Article Summary
Clinical Summary: Efficacy and Safety of a Single Dose of Psilocybin for Chronic Suicidal Ideation: An Open-Label Trial
Patients with chronic suicidal ideation often remain symptomatic despite multiple adequate antidepressant trials, and most psychedelic studies have excluded them entirely. This study addresses whether a single psilocybin session with psychological support can produce rapid antisuicidal benefit in a population with persistent, treatment-resistant suicidal thoughts.
Design
This 12-week, open-label, single-arm, naturalistic trial evaluated a single 25-mg dose of COMP360, a proprietary pharmaceutical-grade synthetic psilocybin formulation (COMPASS Pathways), in 20 adults with chronic SI.
N
20
Population
20 adults with chronic SI
Duration
12-week
Key Findings
- At the week 3 primary end point, the mean reduction in Modified Scale for Suicidal Ideation score was 13.95 points, with a large within-subject effect size (Cohen d = 1.73).
- By week 3, 15 of 20 participants (75%) achieved an antisuicidal response (≥50% reduction from baseline MSSI), and 9 participants (45%) achieved full remission of SI (MSSI = 0).

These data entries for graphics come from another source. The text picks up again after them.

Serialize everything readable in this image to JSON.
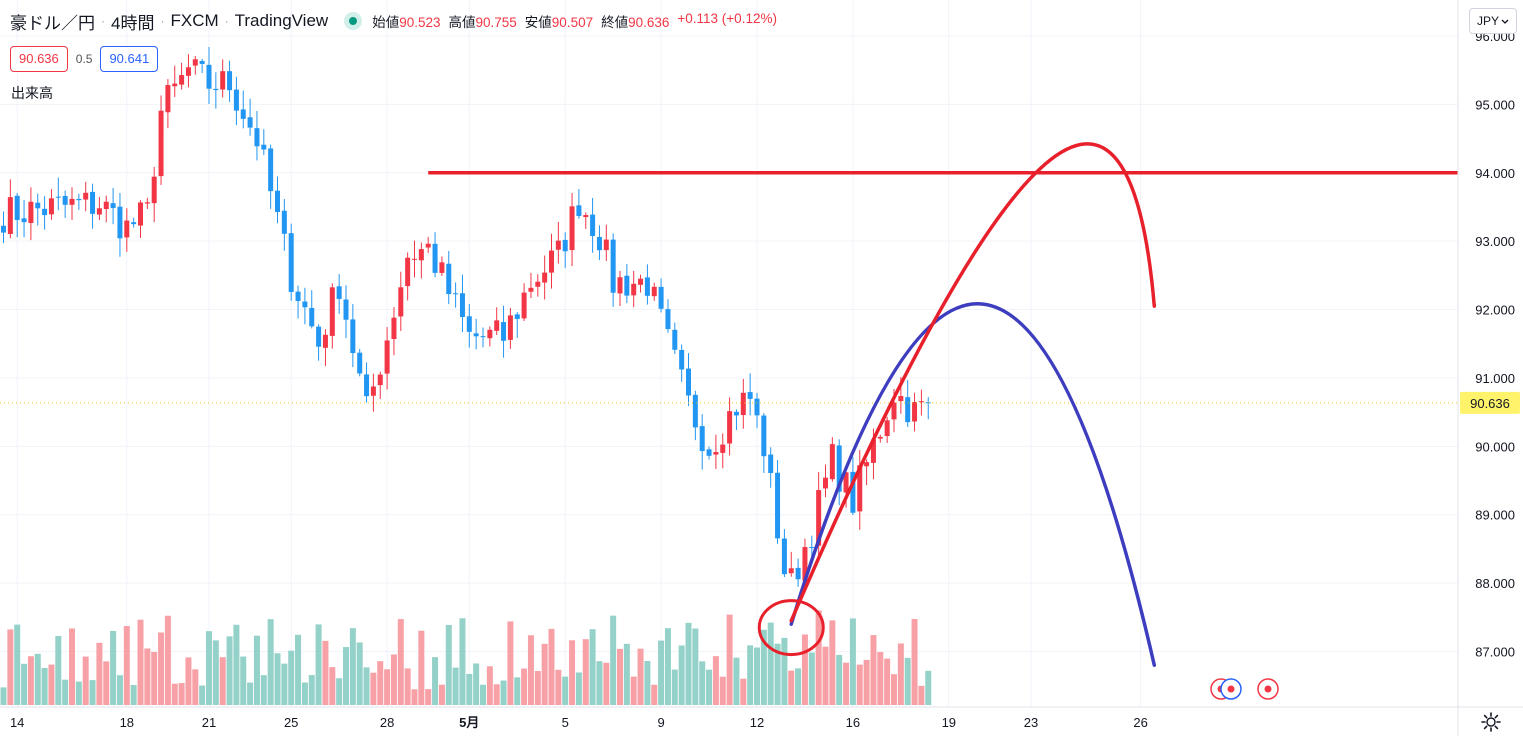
{
  "header": {
    "symbol": "豪ドル／円",
    "interval": "4時間",
    "exchange": "FXCM",
    "source": "TradingView",
    "ohlc": [
      {
        "label": "始値",
        "value": "90.523"
      },
      {
        "label": "高値",
        "value": "90.755"
      },
      {
        "label": "安値",
        "value": "90.507"
      },
      {
        "label": "終値",
        "value": "90.636"
      }
    ],
    "change": "+0.113 (+0.12%)"
  },
  "quote": {
    "sell": "90.636",
    "spread": "0.5",
    "buy": "90.641"
  },
  "volume_label": "出来高",
  "currency_button": "JPY",
  "colors": {
    "up": "#f23645",
    "down": "#2196f3",
    "vol_up": "#f7a1a7",
    "vol_down": "#94d2c9",
    "drawing_red": "#e8202b",
    "drawing_blue": "#3d3dbf",
    "price_tag": "#fff36b"
  },
  "chart_data": {
    "type": "candlestick",
    "title": "豪ドル／円 · 4時間 · FXCM",
    "y_ticks": [
      "96.000",
      "95.000",
      "94.000",
      "93.000",
      "92.000",
      "91.000",
      "90.000",
      "89.000",
      "88.000",
      "87.000"
    ],
    "ylim": [
      86.4,
      96.1
    ],
    "x_ticks": [
      {
        "label": "14",
        "bar": 2
      },
      {
        "label": "18",
        "bar": 18
      },
      {
        "label": "21",
        "bar": 30
      },
      {
        "label": "25",
        "bar": 42
      },
      {
        "label": "28",
        "bar": 56
      },
      {
        "label": "5月",
        "bar": 68
      },
      {
        "label": "5",
        "bar": 82
      },
      {
        "label": "9",
        "bar": 96
      },
      {
        "label": "12",
        "bar": 110
      },
      {
        "label": "16",
        "bar": 124
      },
      {
        "label": "19",
        "bar": 138
      },
      {
        "label": "23",
        "bar": 150
      },
      {
        "label": "26",
        "bar": 166
      }
    ],
    "last_price": "90.636",
    "last_value": 90.636,
    "anchors": [
      {
        "bar": 0,
        "price": 93.4
      },
      {
        "bar": 8,
        "price": 93.5
      },
      {
        "bar": 14,
        "price": 93.55
      },
      {
        "bar": 18,
        "price": 93.2
      },
      {
        "bar": 21,
        "price": 93.4
      },
      {
        "bar": 23,
        "price": 94.9
      },
      {
        "bar": 27,
        "price": 95.5
      },
      {
        "bar": 30,
        "price": 95.3
      },
      {
        "bar": 33,
        "price": 95.3
      },
      {
        "bar": 37,
        "price": 94.5
      },
      {
        "bar": 42,
        "price": 92.5
      },
      {
        "bar": 46,
        "price": 91.5
      },
      {
        "bar": 49,
        "price": 92.4
      },
      {
        "bar": 53,
        "price": 90.5
      },
      {
        "bar": 56,
        "price": 91.6
      },
      {
        "bar": 59,
        "price": 92.8
      },
      {
        "bar": 62,
        "price": 92.9
      },
      {
        "bar": 68,
        "price": 91.6
      },
      {
        "bar": 73,
        "price": 91.6
      },
      {
        "bar": 77,
        "price": 92.4
      },
      {
        "bar": 81,
        "price": 92.8
      },
      {
        "bar": 84,
        "price": 93.6
      },
      {
        "bar": 87,
        "price": 93.1
      },
      {
        "bar": 89,
        "price": 92.4
      },
      {
        "bar": 94,
        "price": 92.4
      },
      {
        "bar": 97,
        "price": 91.5
      },
      {
        "bar": 100,
        "price": 90.6
      },
      {
        "bar": 103,
        "price": 90.0
      },
      {
        "bar": 107,
        "price": 90.6
      },
      {
        "bar": 109,
        "price": 90.7
      },
      {
        "bar": 111,
        "price": 90.0
      },
      {
        "bar": 114,
        "price": 88.2
      },
      {
        "bar": 115,
        "price": 88.0
      },
      {
        "bar": 118,
        "price": 88.8
      },
      {
        "bar": 121,
        "price": 89.8
      },
      {
        "bar": 124,
        "price": 89.2
      },
      {
        "bar": 127,
        "price": 90.0
      },
      {
        "bar": 130,
        "price": 90.8
      },
      {
        "bar": 133,
        "price": 90.5
      },
      {
        "bar": 135,
        "price": 90.6
      }
    ],
    "n_bars": 136,
    "horizontal_line": {
      "price": 94.0,
      "from_bar": 62,
      "color": "red"
    },
    "red_curve": [
      {
        "bar": 115,
        "price": 87.45
      },
      {
        "bar": 152,
        "price": 94.12
      },
      {
        "bar": 168,
        "price": 92.05
      }
    ],
    "blue_curve": [
      {
        "bar": 115,
        "price": 87.4
      },
      {
        "bar": 143,
        "price": 92.08
      },
      {
        "bar": 168,
        "price": 86.8
      }
    ],
    "circle_marker": {
      "bar": 115,
      "price": 87.35
    }
  }
}
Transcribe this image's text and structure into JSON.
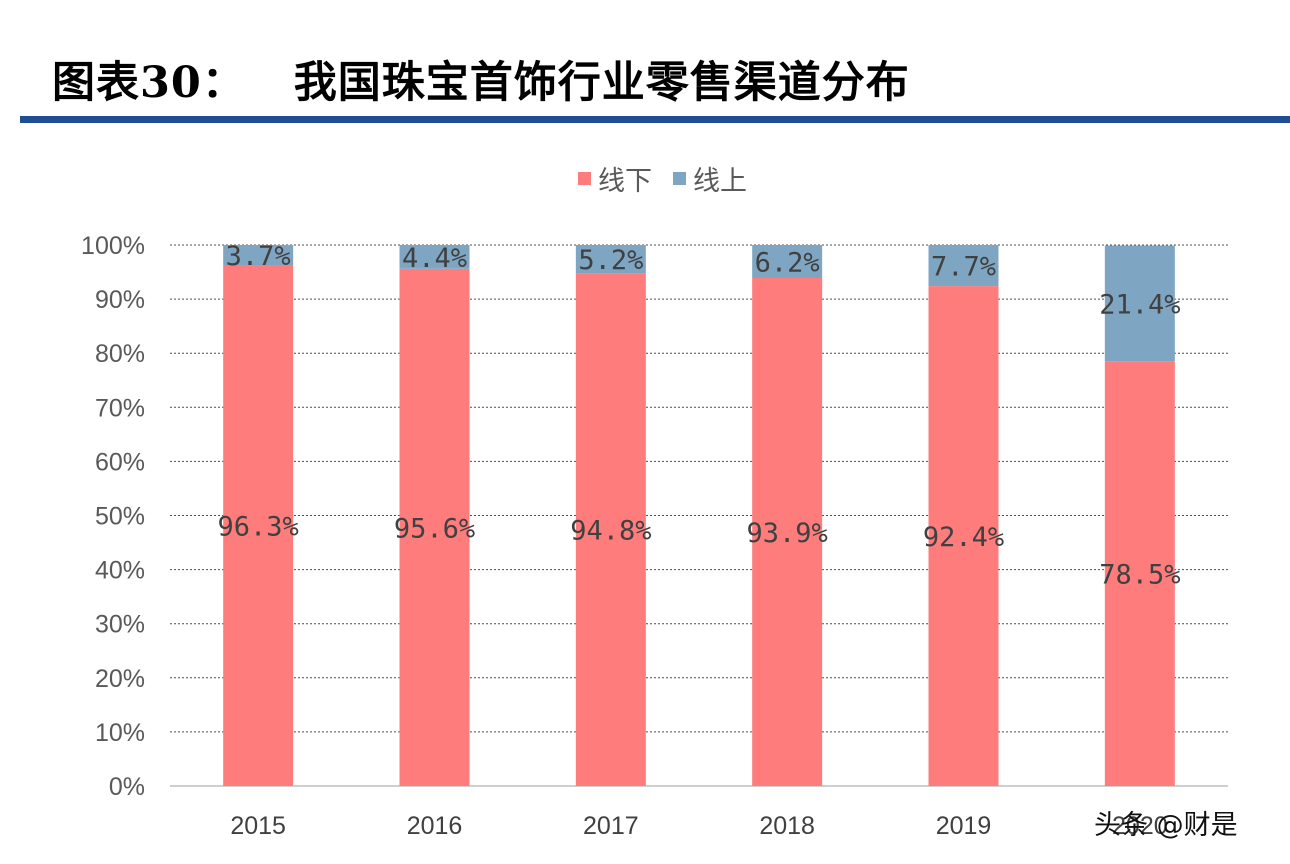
{
  "header": {
    "title": "图表30：   我国珠宝首饰行业零售渠道分布"
  },
  "watermark": "头条 @财是",
  "colors": {
    "offline": "#ff7c7c",
    "online": "#7ea6c3",
    "rule": "#1f4e95"
  },
  "chart_data": {
    "type": "bar",
    "stacked": true,
    "categories": [
      "2015",
      "2016",
      "2017",
      "2018",
      "2019",
      "2020"
    ],
    "series": [
      {
        "name": "线下",
        "values": [
          96.3,
          95.6,
          94.8,
          93.9,
          92.4,
          78.5
        ],
        "labels": [
          "96.3%",
          "95.6%",
          "94.8%",
          "93.9%",
          "92.4%",
          "78.5%"
        ]
      },
      {
        "name": "线上",
        "values": [
          3.7,
          4.4,
          5.2,
          6.2,
          7.7,
          21.4
        ],
        "labels": [
          "3.7%",
          "4.4%",
          "5.2%",
          "6.2%",
          "7.7%",
          "21.4%"
        ]
      }
    ],
    "y_ticks": [
      "0%",
      "10%",
      "20%",
      "30%",
      "40%",
      "50%",
      "60%",
      "70%",
      "80%",
      "90%",
      "100%"
    ],
    "ylim": [
      0,
      100
    ],
    "grid": true,
    "legend": "top-center"
  }
}
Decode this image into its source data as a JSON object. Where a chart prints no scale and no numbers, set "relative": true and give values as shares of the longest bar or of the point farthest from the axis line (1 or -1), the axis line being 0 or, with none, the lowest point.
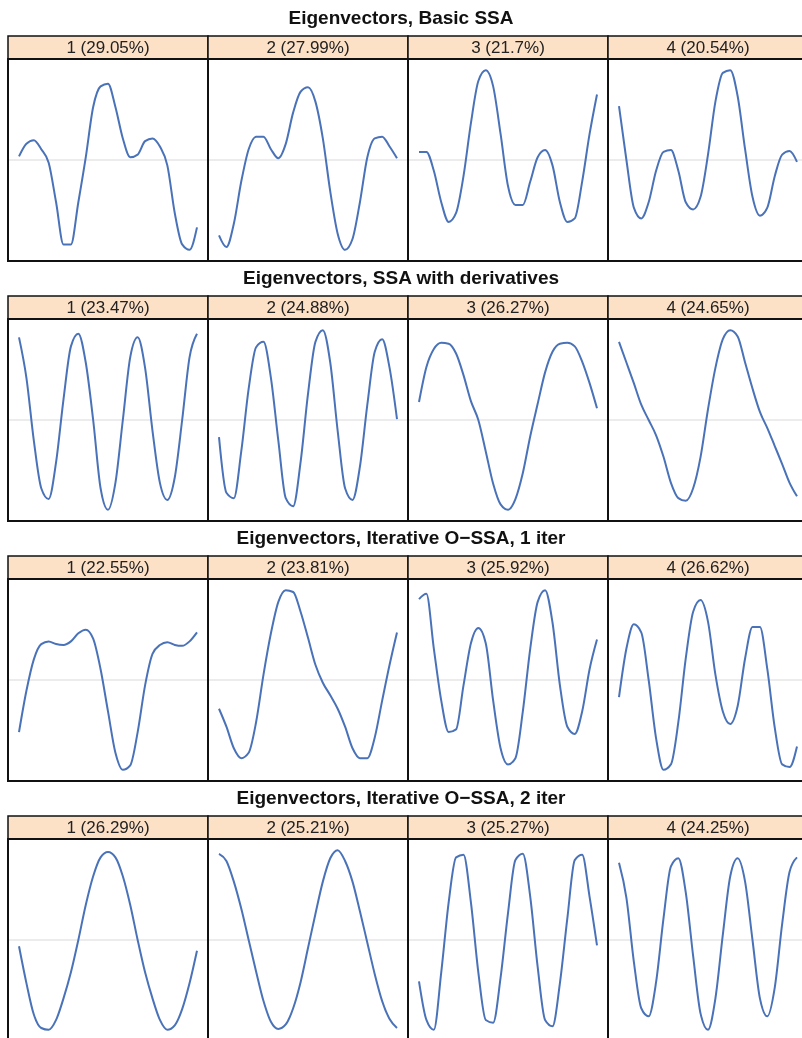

- At week 12, 7 of 20 participants (35%) had remission of SI (MSSI=0), and an additional 7 participants (35%) had minimal residual ideation (MSSI score of 1 or 2).
- Changes in suicidal ideation and depressive symptoms were strongly linked, with baseline-to-week 3 change scores on the MSSI and MADRS strongly correlated (r = 0.70, P < .001).
- Safety was generally favorable, with no serious AEs and no discontinuations due to an AE, but 2 of 20 participants (10%) experienced an increase in MSSI score relative to their baseline value, including 1 participant whose score rose from 17 at baseline to 23 at week 12.
Clinical Bottom Line
A single 25-mg psilocybin dose given with structured psychological support produced large, rapid reductions in chronic suicidal ideation that were sustained through 12 weeks in this open-label cohort. The signal is clinically compelling, but ongoing safety monitoring remains essential because worsening suicidal ideation occurred in 2 of 20 participants.
Practice Implications
- For patients with chronic SI despite at least 2 adequate antidepressant trials, psilocybin-assisted therapy is a potential emerging option for rapid symptom reduction, but current evidence remains limited to an open-label pilot.
- Monitor suicidal ideation directly after treatment rather than inferring benefit from mood improvement alone, since MSSI and MADRS changes were correlated (r = 0.70, P < .001) but not identical outcomes.
- Plan close follow-up beyond the acute response window: mean MSSI was lowest at week 1 (3.4) and then rose to 4.6 at week 3 and 5.5 at week 12, suggesting some symptom return over time.
- Maintain careful screening and postsession monitoring, especially in patients with high anxiety or trauma-related symptoms, because 1 participant required lorazepam on the dosing day and 2 of 20 participants (10%) had increased MSSI relative to baseline.